Segundo, los abogados deben estar preparados para desafiar el testimonio ocular cuando sea apropiado. Esto puede implicar la búsqueda del testimonio de un experto para educar al jurado sobre los factores que afectan la precisión de la memoria, el interrogatorio cruzado de testigos sobre las condiciones en las que hicieron sus observaciones, y argumentar que el estándar “más allá de una duda razonable” no se ha cumplido cuando el testimonio ocular es la única o principal evidencia.
Tercero, los jueces deben estar abiertos a permitir el testimonio experto sobre los factores que afectan la precisión del testimonio ocular. Aunque la admisibilidad del testimonio experto varía según la jurisdicción, los jueces deben considerar cuidadosamente si el conocimiento especializado de un psicólogo forense ayudaría al jurado a entender las evidencias.
Finalmente, se necesitan esfuerzos educativos más amplios para disipar los mitos comunes sobre la memoria y el testimonio ocular. Esto incluye la educación para los encargados de formular políticas, los profesionales de la justicia penal y el público en general. Al promover una comprensión más matizada de cómo funciona realmente la memoria, podemos comenzar a abordar algunas de las causas profundas de las condenas injustas basadas en identificaciones erróneas de testigos oculares.
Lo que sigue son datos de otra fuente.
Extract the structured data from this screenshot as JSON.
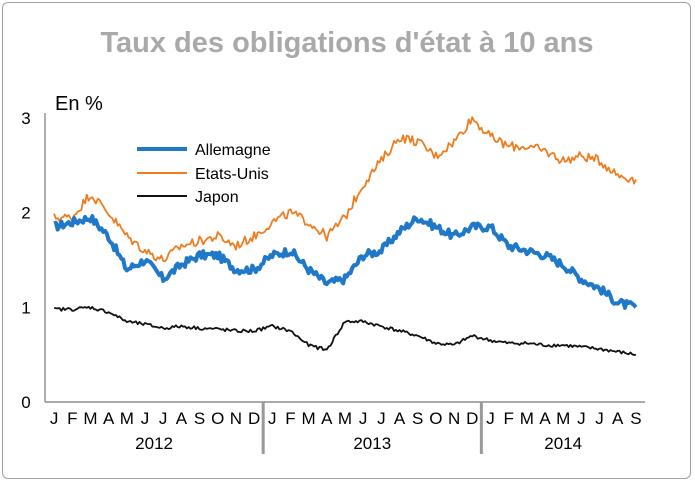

Conclusión: El testimonio ocular, aunque persuasivo, es una forma notoriamente falible de evidencia. Los recuerdos de los testigos pueden ser distorsionados por numerosos factores, desde el estrés de presenciar un delito hasta la influencia de la información posterior al evento. Cuando el testimonio ocular no es confiable, las consecuencias pueden ser graves, incluyendo la condena de personas inocentes.
Los psicólogos forenses, con su profundo conocimiento de la ciencia de la memoria, pueden ser aliados poderosos en la lucha por la justicia en estos casos. Ya sea educando a los jurados sobre los factores que afectan la precisión de la memoria, ayudando a los abogados a entender las fortalezas y debilidades del testimonio de un testigo, o trabajando con la policía para mejorar los procedimientos de entrevista e identificación, estos expertos pueden marcar una diferencia real.
Como profesionales del derecho, tenemos la responsabilidad de entender las complejidades del testimonio ocular y usar todas las herramientas a nuestra disposición, incluida la experiencia psicológica forense, para asegurar que las convicciones se basen en evidencia sólida y confiable. Solo entonces podemos tener confianza en que la justicia está verdaderamente siendo servida.